Scrutinized Ghislaine Maxwell Juror Says He Did Not Lie to Be Part of Trial

A juror from British socialite Ghislaine Maxwell's sex trafficking trial told a judge Tuesday that he did not lie in order to be selected for the jury as a dispute over his past threatens to potentially upend the case's verdict.

Maxwell was convicted late last year of aiding in the late financier Jeffrey Epstein's sexual abuse of teenage girls over a period of about 10 years.

The juror came under scrutiny upon revealing after Maxwell was already convicted that he was abused as a child, something that he allegedly failed to reveal in a questionnaire potential jurors had to fill out during the selection process, the Associated Press reported.

The juror, referred to as Juror No. 50, revealed in interviews after the trial that he had been sexually abused as a child and said that he used his experience to help illustrate to other jurors that a victim's recollection of past abuse doesn't have to be perfect in order for it to be true, the AP reported.

But when the juror was asked on the screening questionnaire whether he, a friend or family member had ever been the victim of sexual abuse, assault or harassment, he reportedly checked "No."

Maxwell Juror
A juror from British socialite Ghislaine Maxwell's sex trafficking trial told a judge Tuesday that he did not lie in order to be selected for the jury as a dispute over his past threatens to potentially upend the case's verdict. Above, this courtroom sketch shows Judge Alison Nathan reading the guilty verdict against Maxwell on Wednesday, December 29, 2021, in New York. Elizabeth Williams via AP

The post-trial revelations caused Maxwell's lawyers to call for the guilty verdict to be scrapped. If his history of abuse had been known to Maxwell's lawyers, they may have had grounds to oppose his selection, especially since the accusations against Maxwell centered on sexual abuse, according to the AP.

When the juror was questioned by a U.S. judge on Tuesday, he denied purposefully failing to answer the question about his abuse history truthfully. He said that he had "skimmed way too fast" through the questionnaire and didn't remember the question, which was No. 48 on the survey, the AP reported.

He voiced regret but said that he hadn't lied in order to be selected.

"This is one of the biggest mistakes I've ever made in my life," he said.

The judge's questioning lasted for more than a half hour, according to the AP. The juror was granted immunity beforehand after saying that he would use his Fifth Amendment rights.
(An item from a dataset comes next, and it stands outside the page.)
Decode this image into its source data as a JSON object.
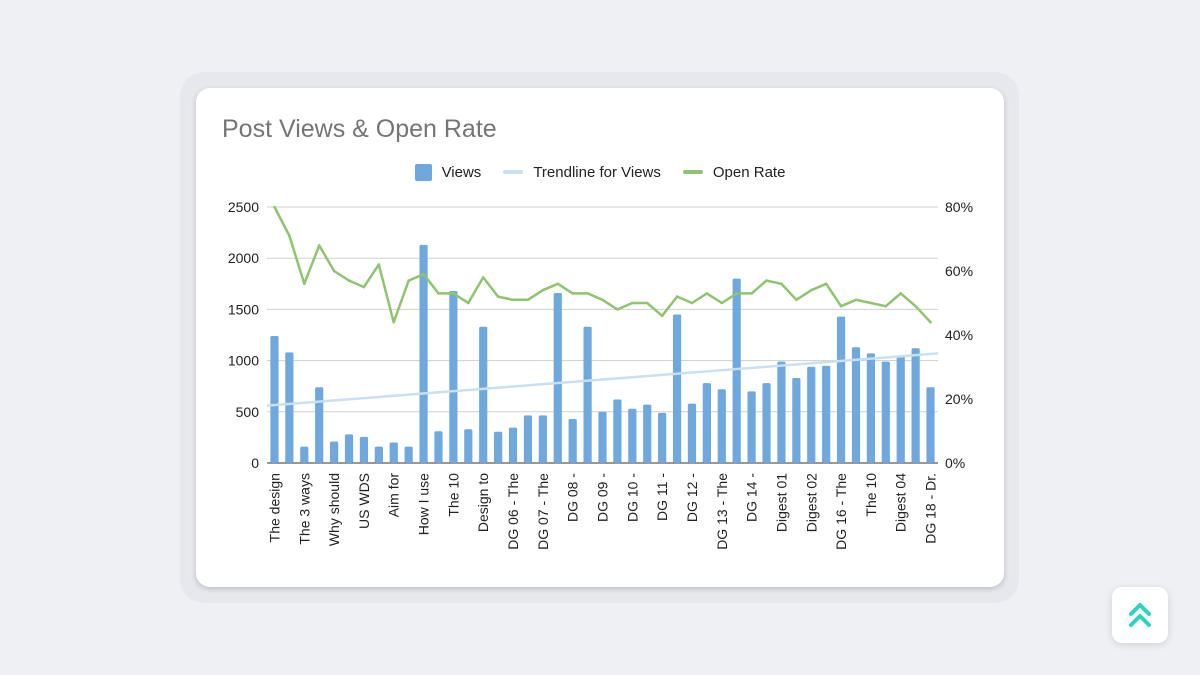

Juror No. 50 said during the questioning that at the ages of 9 and 10, he was repeatedly sexually abused by two people, the AP reported.

Lawyers now have until March 15 to provide legal briefs on whether the verdict should or shouldn't be tossed.

Newsweek has reached out to one of Maxwell's lawyers for comment.

Update 03/08/22, 2:45 p.m. ET: This story was updated with additional information and background.